Site information
- Type: Royal Air Force station
- Code: WL
- Owner: Ministry of Defence
- Operator: Royal Air Force United States Army Air Forces
- Controlled by: RAF Bomber Command * No. 3 Group RAF * No. 5 Group RAF * No. 7 (T) Group RAF

Location
- RAF Woolfox Lodge Shown within Rutland
- Coordinates: 52°42′34″N 000°34′33″W﻿ / ﻿52.70944°N 0.57583°W

Site history
- Built: 1939/40
- Built by: John Mowlem Ltd
- In use: December 1940 - January 1966
- Battles/wars: European theatre of World War II

Airfield information
- Elevation: 105 metres (344 ft) AMSL
Runways
| Direction | Length and surface |
| 00/00 | Tarmac |
| 00/00 | Tarmac |
| 00/00 | Tarmac |

= RAF Woolfox Lodge =

Former Royal Air Force station in Rutland, England

Royal Air Force Woolfox Lodge, or more simply RAF Woolfox Lodge, is a former Royal Air Force station next to the A1 road in Rutland, UK. The airfield is split between the parishes of Empingham and Greetham. It was open from 1940 until 1966.

==History==
Woolfox opened as a reserve landing ground for RAF Cottesmore then became a satellite to RAF North Luffenham in October 1941. Full station status was granted from June 1943. The wartime airfield comprised three tarmac runways and one Type B1 and four T2 aircraft hangars. There was temporary accommodation for 1,149 male and 252 female personnel.
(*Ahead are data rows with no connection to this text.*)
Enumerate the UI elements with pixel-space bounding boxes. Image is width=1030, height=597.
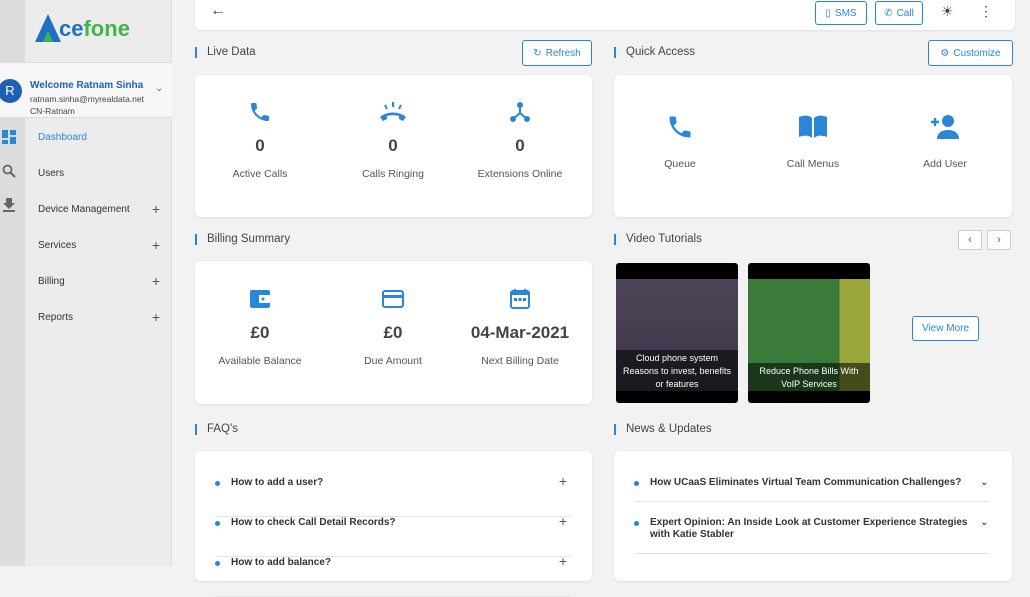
sms-button[interactable]: ▯ SMS	[815, 1, 867, 25]
calendar-icon	[510, 289, 530, 309]
dashboard-icon[interactable]	[2, 130, 16, 144]
user-org: CN-Ratnam	[30, 106, 75, 116]
book-icon	[799, 115, 827, 138]
refresh-button[interactable]: ↻ Refresh	[522, 40, 592, 66]
plus-icon: +	[151, 309, 160, 325]
sidebar: ce fone R Welcome Ratnam Sinha ratnam.sin…	[0, 0, 172, 566]
nav-services[interactable]: Services +	[38, 237, 168, 253]
credit-card-icon	[382, 290, 404, 308]
chevron-down-icon[interactable]: ⌄	[155, 83, 163, 94]
plus-icon[interactable]: +	[559, 513, 567, 529]
quick-add-user[interactable]: Add User	[890, 113, 1000, 170]
billing-summary-heading: Billing Summary	[195, 233, 290, 245]
chevron-right-icon[interactable]: ›	[987, 230, 1011, 250]
search-icon[interactable]	[2, 164, 16, 178]
quick-queue[interactable]: Queue	[625, 113, 735, 170]
quick-access-card: Queue Call Menus Add User	[614, 75, 1012, 217]
video-thumbnail[interactable]: Cloud phone system Reasons to invest, be…	[616, 263, 738, 403]
user-panel[interactable]: R Welcome Ratnam Sinha ratnam.sinha@myre…	[0, 62, 172, 118]
wallet-icon	[250, 290, 270, 308]
news-heading: News & Updates	[614, 423, 712, 435]
stat-calls-ringing: 0 Calls Ringing	[328, 100, 458, 180]
welcome-text: Welcome Ratnam Sinha	[30, 80, 144, 91]
news-item[interactable]: Expert Opinion: An Inside Look at Custom…	[634, 517, 990, 554]
acefone-logo[interactable]: ce fone	[35, 10, 130, 42]
news-card	[614, 451, 1012, 581]
nav-device-management[interactable]: Device Management +	[38, 201, 168, 217]
message-icon: ▯	[825, 7, 831, 19]
live-data-card: 0 Active Calls 0 Calls Ringing 0 Extensions…	[195, 75, 592, 217]
video-thumbnail[interactable]: Reduce Phone Bills With VoIP Services	[748, 263, 870, 403]
more-vert-icon[interactable]: ⋮	[979, 3, 993, 20]
add-user-icon	[931, 115, 959, 139]
chevron-down-icon[interactable]: ⌄	[980, 476, 988, 488]
phone-icon: ✆	[884, 7, 893, 19]
stat-next-billing-date: 04-Mar-2021 Next Billing Date	[455, 287, 585, 367]
nav-users[interactable]: Users	[38, 168, 168, 179]
faqs-heading: FAQ's	[195, 423, 238, 435]
live-data-heading: Live Data	[195, 46, 256, 58]
brightness-icon[interactable]: ☀	[941, 3, 954, 20]
phone-icon	[251, 103, 269, 121]
stat-extensions-online: 0 Extensions Online	[455, 100, 585, 180]
plus-icon: +	[151, 201, 160, 217]
download-icon[interactable]	[2, 198, 16, 212]
nav-reports[interactable]: Reports +	[38, 309, 168, 325]
back-arrow-icon[interactable]: ←	[210, 2, 226, 20]
plus-icon[interactable]: +	[559, 553, 567, 569]
call-button[interactable]: ✆ Call	[875, 1, 923, 25]
view-more-button[interactable]: View More	[912, 316, 979, 341]
faq-item[interactable]: How to add a user? +	[215, 473, 571, 517]
plus-icon[interactable]: +	[559, 473, 567, 489]
gear-icon: ⚙	[940, 47, 950, 59]
news-item[interactable]: How UCaaS Eliminates Virtual Team Commun…	[634, 477, 990, 502]
top-bar: ← ▯ SMS ✆ Call ☀ ⋮	[195, 0, 1015, 30]
chevron-left-icon[interactable]: ‹	[958, 230, 982, 250]
avatar: R	[0, 79, 22, 103]
phone-icon	[669, 116, 691, 138]
stat-active-calls: 0 Active Calls	[195, 100, 325, 180]
user-email: ratnam.sinha@myrealdata.net	[30, 94, 144, 104]
faq-item[interactable]: How to add balance? +	[215, 553, 571, 597]
video-tutorials-heading: Video Tutorials	[614, 233, 702, 245]
billing-summary-card: £0 Available Balance £0 Due Amount 04-Mar-…	[195, 261, 592, 404]
network-icon	[510, 102, 530, 122]
quick-access-heading: Quick Access	[614, 46, 695, 58]
customize-button[interactable]: ⚙ Customize	[928, 40, 1013, 66]
plus-icon: +	[151, 273, 160, 289]
phone-ringing-icon	[380, 102, 406, 121]
nav-billing[interactable]: Billing +	[38, 273, 168, 289]
refresh-icon: ↻	[533, 47, 542, 59]
nav-dashboard[interactable]: Dashboard	[38, 132, 168, 143]
stat-available-balance: £0 Available Balance	[195, 287, 325, 367]
chevron-down-icon[interactable]: ⌄	[980, 516, 988, 528]
plus-icon: +	[151, 237, 160, 253]
faq-item[interactable]: How to check Call Detail Records? +	[215, 513, 571, 557]
stat-due-amount: £0 Due Amount	[328, 287, 458, 367]
quick-call-menus[interactable]: Call Menus	[758, 113, 868, 170]
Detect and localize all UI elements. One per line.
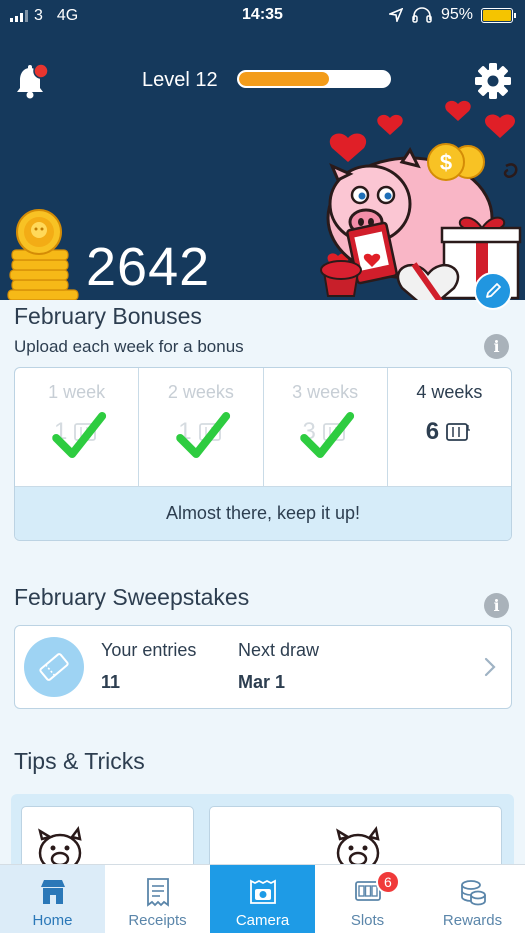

RAF Woolfox Lodge was used in later years as a relief landing ground but the runways deteriorated to such a degree that the airfield had to be closed to flying by spring 1954. In 1960 a Bristol Bloodhound surface-to-air missile site under No. 62 Squadron RAF was positioned in a secure area adjacent to the A1 road near the former technical site.

==RAF units and aircraft==

| Unit | Dates | Aircraft | Variant | Notes |
|---|---|---|---|---|
| No. 61 Squadron RAF | September 1941 - May 1942 | Avro ManchesterAvro Lancaster | II & III | Lancaster from April 1942 |
| No. 62 Squadron RAF | February 1960 - September 1964 | Bristol Bloodhound | I |  |
| No. 218 Squadron RAF | March - August 1944 | Short Stirling | III |  |

The following units were here at some point:
- Detachment from No. 3 Lancaster Finishing School RAF during August 1944
- Relief Landing Ground for No. 7 Flying Training School RAF between May 1941 and April 1954
- Satellite of No. 14 OTU between December 1940 and August 1941
- Satellite of No. 29 OTU between August 1942 and June 1943
- No. 33 Heavy Glider Maintenance Section
- No. 61 Squadron Conversion Flight RAF
- No. 259 Maintenance Unit RAF between August 1945 and April 1946 and as a sub site between April 1946 and August 1948
- No. 1429 (Czech Operational Training) Flight RAF between June and August 1942
- No. 1651 Heavy Conversion Unit RAF between November 1944 and July 1945
- No. 1665 Heavy Conversion Unit RAF between June 1943 and January 1944

==Current use==
The site is now used for agriculture and employment purposes.

The landowner in 2019 has proposed it as a site for a possible garden village.